Agri environmental policy is now an established feature of the international policy scene and the subject of a substantial academic literature devoted to better understanding and comparing how different incentive structures work, investigating the motives and behavior of the farmers who chose to be guided by them and assessing the environmental outcomes achieved as a result. Doubts remain, however, about the environmental effectiveness of the measures themselves and the advisability of continuing to pursue conservation goals within an agricultural policy setting. A long standing criticism of agrienvironmental policy measures is that they have been grafted onto an apparatus of state support that remains fundamentally productivist in the way it operates and is justified. The decoupling of agricultural subsidies from farmers' production decision making that has been the hallmark of the farm policy reforms of the 1990s has eased this contradiction somewhat. The substitution of direct income transfers for open ended price support, for example, is generally agreed to have reduced the incentive for operators to maximize subsidy receipts by increasing output. Measures such as the EU's single farm payment (introduced as part of the Agenda 2000 reforms of the CAP) present other difficulties, with a complex system of 'cross compliance' now in place designed to build environmental safeguards into a measure which is actually about maintaining farmers' incomes rather than their environmental capacities.

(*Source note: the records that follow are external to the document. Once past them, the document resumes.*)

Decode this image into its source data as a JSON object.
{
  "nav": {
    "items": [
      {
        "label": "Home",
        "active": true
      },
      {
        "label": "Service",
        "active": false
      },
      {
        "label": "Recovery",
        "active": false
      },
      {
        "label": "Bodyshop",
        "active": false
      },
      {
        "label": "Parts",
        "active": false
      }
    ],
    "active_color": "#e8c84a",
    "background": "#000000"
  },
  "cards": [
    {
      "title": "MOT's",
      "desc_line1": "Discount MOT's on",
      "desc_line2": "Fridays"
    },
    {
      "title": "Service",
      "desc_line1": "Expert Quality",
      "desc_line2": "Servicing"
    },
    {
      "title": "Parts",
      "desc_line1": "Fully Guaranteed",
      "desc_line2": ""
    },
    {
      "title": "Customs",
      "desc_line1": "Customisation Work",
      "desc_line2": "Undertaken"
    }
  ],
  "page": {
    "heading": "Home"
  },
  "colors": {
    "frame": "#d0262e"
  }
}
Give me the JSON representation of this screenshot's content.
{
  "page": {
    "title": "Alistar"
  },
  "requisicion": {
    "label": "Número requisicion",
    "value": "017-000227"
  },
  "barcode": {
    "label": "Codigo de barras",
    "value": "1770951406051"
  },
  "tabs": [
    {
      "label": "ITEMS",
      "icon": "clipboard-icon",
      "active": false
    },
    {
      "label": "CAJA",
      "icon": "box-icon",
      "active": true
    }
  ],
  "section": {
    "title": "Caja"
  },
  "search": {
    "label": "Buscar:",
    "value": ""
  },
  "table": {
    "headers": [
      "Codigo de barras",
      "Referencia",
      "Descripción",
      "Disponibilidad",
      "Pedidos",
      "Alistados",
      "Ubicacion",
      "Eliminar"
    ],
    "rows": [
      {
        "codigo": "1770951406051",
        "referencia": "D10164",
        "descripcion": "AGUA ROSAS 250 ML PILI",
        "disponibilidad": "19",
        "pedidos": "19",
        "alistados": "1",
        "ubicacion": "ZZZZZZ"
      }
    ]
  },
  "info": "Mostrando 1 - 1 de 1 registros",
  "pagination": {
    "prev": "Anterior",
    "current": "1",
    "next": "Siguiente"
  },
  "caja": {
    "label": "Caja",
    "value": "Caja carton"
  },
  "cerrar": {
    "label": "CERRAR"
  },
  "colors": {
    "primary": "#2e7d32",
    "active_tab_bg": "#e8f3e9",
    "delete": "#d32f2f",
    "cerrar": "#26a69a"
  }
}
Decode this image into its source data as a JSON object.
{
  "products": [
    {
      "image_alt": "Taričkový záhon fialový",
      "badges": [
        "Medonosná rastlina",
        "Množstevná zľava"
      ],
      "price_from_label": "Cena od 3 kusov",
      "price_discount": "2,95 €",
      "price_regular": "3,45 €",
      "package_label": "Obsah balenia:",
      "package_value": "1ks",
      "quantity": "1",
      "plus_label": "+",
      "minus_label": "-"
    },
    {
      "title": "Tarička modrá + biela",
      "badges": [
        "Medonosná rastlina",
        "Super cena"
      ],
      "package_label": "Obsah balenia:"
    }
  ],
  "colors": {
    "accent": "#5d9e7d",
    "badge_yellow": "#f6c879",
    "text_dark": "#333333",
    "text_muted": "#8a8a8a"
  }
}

So far as agri environmental contracts themselves are concerned, agriculture ministries continue to find it difficult to target incentives in ways that maximize environmental value for money and too many schemes have been operated as disguised income support measures for marginal farmers. Governments face a dilemma in deciding how strictly prescribed agri environmental schemes should be – do they impose tightly prescribed entry and delivery conditions on payments and risk a reduced rate of uptake and a disproportionate burden of administrative costs under a 'narrow but deep' strategy or do they opt for a 'broad but shallow' approach which aims for maximum enrolments but seeks only modest changes to farming practice in return? This is one of many debates concerning the 'fitness for purpose' of agri environmental policy tools in a period of intensifying competition for resources and growing public scrutiny of spending decisions.